Research Project: Novel Methods for Controlling Trichothecene Contamination of Grain and Improving the Climate Resilience of Food Safety and Security Programs

Location: Mycotoxin Prevention and Applied Microbiology Research

Title: Identification of a bacterial-fungal association that silences Fusarium graminearum virulence

Author
item Vaughan, Martha
item KEMP, NATHAN - ORISE FELLOW
item Whitaker, Briana
item BAKKER, MATTHEW - UNIVERSITY OF MANITOBA
item McCormick, Susan

Submitted to: Meeting Abstract
Publication Type: Abstract Only
Publication Acceptance Date: 12/7/2020
Publication Date: 12/11/2020
Citation: Vaughan, M.M., Kemp, N., Whitaker, B.K., Bakker, M.G., McCormick, S.P. 2020. Identification of a bacterial-fungal association that silences Fusarium graminearum virulence [abstract].

Interpretive Summary:

Technical Abstract: Fusarium graminearum (Fg) is the primary fungal pathogen responsible for Fusarium head blight (FHB), a devastating disease of wheat and barley worldwide. Bacterial-fungal associations can have considerable influence on the pathogenicity of fungi and shape the outcomes of plant-fungal interactions. Genome sequencing analysis revealed a Fg strain, 47556+, heavily contaminated with a bacterial symbiont that was identified as Paenibacillus illinoisensis. The bacteria appeared to have an ectosymbiotic association with the fungus because the rod-shaped bacterial cells were visible on the Fg 47556+ hyphae.

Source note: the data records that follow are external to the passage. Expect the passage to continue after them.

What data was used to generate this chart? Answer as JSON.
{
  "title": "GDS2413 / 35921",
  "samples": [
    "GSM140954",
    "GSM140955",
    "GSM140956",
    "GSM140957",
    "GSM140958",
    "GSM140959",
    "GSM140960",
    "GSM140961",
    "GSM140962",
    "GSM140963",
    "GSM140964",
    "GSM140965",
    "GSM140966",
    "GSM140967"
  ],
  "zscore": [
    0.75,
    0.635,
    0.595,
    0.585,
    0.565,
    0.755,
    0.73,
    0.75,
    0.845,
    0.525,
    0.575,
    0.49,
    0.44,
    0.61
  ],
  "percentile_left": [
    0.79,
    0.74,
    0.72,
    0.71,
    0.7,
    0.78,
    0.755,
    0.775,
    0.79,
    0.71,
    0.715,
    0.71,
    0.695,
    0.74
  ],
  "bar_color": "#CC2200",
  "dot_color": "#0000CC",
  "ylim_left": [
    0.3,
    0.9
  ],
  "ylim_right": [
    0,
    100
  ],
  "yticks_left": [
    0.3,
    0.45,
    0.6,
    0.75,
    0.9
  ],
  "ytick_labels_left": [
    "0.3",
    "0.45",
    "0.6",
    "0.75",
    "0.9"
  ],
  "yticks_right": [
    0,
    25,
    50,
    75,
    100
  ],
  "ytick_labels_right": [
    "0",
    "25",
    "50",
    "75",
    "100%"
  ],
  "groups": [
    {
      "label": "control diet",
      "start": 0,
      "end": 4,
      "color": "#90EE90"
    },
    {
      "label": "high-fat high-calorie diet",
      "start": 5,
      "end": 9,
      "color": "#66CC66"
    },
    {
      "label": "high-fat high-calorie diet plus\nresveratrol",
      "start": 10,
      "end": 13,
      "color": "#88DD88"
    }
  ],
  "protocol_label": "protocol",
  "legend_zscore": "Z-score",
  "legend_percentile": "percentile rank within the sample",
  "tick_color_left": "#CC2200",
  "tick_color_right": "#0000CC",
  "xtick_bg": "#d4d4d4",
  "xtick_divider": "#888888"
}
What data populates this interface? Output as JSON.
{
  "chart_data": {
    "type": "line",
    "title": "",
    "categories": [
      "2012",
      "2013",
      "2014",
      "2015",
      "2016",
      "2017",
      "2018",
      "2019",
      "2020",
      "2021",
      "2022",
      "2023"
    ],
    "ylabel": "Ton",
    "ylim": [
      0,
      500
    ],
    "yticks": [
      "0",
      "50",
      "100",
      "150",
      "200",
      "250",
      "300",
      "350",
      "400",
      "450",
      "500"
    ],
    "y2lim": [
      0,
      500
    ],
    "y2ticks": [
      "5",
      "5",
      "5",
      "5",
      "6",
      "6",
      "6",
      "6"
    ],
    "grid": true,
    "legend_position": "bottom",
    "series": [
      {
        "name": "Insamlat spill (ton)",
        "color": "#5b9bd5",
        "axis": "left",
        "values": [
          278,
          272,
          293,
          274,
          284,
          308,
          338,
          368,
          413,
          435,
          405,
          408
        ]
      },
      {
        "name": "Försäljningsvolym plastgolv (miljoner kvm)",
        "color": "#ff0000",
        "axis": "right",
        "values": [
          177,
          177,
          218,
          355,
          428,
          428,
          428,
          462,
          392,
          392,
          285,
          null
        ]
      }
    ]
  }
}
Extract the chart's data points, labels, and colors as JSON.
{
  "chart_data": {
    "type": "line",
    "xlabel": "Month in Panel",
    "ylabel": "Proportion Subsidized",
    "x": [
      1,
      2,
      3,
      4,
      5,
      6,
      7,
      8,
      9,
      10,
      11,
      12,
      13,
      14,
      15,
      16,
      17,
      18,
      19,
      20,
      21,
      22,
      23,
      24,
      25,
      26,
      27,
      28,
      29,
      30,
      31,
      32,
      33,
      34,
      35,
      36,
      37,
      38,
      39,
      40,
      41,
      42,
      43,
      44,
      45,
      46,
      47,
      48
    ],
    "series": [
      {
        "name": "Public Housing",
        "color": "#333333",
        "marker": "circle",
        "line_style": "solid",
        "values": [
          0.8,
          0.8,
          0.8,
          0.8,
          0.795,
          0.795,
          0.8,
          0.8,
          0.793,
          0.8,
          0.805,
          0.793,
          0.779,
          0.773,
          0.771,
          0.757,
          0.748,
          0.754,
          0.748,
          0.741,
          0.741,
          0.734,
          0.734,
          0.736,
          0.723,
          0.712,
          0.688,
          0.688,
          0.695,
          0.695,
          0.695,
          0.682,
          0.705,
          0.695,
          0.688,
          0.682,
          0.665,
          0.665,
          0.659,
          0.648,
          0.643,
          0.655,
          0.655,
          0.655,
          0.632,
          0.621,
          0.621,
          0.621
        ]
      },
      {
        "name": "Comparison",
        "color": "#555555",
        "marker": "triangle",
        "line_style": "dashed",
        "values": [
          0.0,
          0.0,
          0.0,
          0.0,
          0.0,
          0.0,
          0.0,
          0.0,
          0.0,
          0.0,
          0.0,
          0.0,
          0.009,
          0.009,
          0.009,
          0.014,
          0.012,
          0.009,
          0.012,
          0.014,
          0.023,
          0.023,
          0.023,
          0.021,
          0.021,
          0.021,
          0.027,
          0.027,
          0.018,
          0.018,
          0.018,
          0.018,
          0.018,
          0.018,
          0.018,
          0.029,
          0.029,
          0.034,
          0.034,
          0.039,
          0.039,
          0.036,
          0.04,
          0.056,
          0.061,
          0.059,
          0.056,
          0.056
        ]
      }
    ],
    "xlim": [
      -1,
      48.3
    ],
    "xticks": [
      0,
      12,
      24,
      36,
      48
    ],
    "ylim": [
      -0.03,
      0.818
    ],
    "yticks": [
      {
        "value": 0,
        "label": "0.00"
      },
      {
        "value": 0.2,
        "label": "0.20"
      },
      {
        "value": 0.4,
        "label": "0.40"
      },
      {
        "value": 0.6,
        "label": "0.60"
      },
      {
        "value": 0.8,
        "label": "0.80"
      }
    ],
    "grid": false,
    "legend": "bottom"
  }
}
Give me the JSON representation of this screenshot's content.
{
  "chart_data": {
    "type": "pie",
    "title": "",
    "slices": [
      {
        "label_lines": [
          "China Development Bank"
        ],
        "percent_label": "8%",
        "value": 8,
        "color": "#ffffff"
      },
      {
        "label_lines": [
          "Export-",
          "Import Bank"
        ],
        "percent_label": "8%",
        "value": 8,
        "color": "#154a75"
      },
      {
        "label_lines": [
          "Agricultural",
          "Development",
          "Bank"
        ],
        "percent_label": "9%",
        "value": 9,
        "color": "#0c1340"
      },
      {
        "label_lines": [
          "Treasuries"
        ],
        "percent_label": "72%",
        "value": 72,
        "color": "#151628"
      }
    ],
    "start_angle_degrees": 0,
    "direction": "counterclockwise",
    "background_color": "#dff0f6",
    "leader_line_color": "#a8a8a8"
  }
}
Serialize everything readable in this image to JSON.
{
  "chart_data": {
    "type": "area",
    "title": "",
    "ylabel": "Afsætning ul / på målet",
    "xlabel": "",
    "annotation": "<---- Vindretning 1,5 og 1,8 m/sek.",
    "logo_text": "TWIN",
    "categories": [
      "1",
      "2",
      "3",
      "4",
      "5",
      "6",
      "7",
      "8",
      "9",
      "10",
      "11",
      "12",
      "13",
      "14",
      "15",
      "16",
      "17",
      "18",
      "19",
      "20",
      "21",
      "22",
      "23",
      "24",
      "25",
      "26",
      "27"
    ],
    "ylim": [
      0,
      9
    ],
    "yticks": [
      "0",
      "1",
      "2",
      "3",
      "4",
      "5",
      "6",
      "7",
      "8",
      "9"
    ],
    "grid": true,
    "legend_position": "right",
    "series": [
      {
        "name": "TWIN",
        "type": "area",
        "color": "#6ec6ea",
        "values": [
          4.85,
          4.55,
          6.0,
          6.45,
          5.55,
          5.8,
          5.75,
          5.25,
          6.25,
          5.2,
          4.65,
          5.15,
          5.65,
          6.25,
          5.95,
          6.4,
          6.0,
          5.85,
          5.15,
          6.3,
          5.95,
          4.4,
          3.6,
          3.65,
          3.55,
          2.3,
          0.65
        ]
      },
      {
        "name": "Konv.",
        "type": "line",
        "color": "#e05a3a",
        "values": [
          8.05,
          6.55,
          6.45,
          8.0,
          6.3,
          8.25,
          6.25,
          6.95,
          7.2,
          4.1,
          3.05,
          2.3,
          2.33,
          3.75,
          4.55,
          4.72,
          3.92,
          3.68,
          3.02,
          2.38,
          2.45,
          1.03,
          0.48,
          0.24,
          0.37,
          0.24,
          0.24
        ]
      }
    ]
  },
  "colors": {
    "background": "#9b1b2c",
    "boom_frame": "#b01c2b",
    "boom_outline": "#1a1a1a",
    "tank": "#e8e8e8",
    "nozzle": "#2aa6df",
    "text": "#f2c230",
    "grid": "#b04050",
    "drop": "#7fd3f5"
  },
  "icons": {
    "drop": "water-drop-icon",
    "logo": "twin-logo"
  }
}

Furthermore, the bacterial association could be eliminated by antibiotic treatment or repeatedly washing the fungal hyphae in a dilute tween solution over a filter large enough to allow bacteria cells through but not the hyphae. In comparison to the cured Fg strain (47556cured), 47556+ caused on average 70% less FHB symptoms and produced 80% less DON on wheat (cultivar Apogee). However, the association and phenotype of reduced pathogenicity and DON production could not be reconstituted by simply mixing the bacteria back with the cured Fg strain.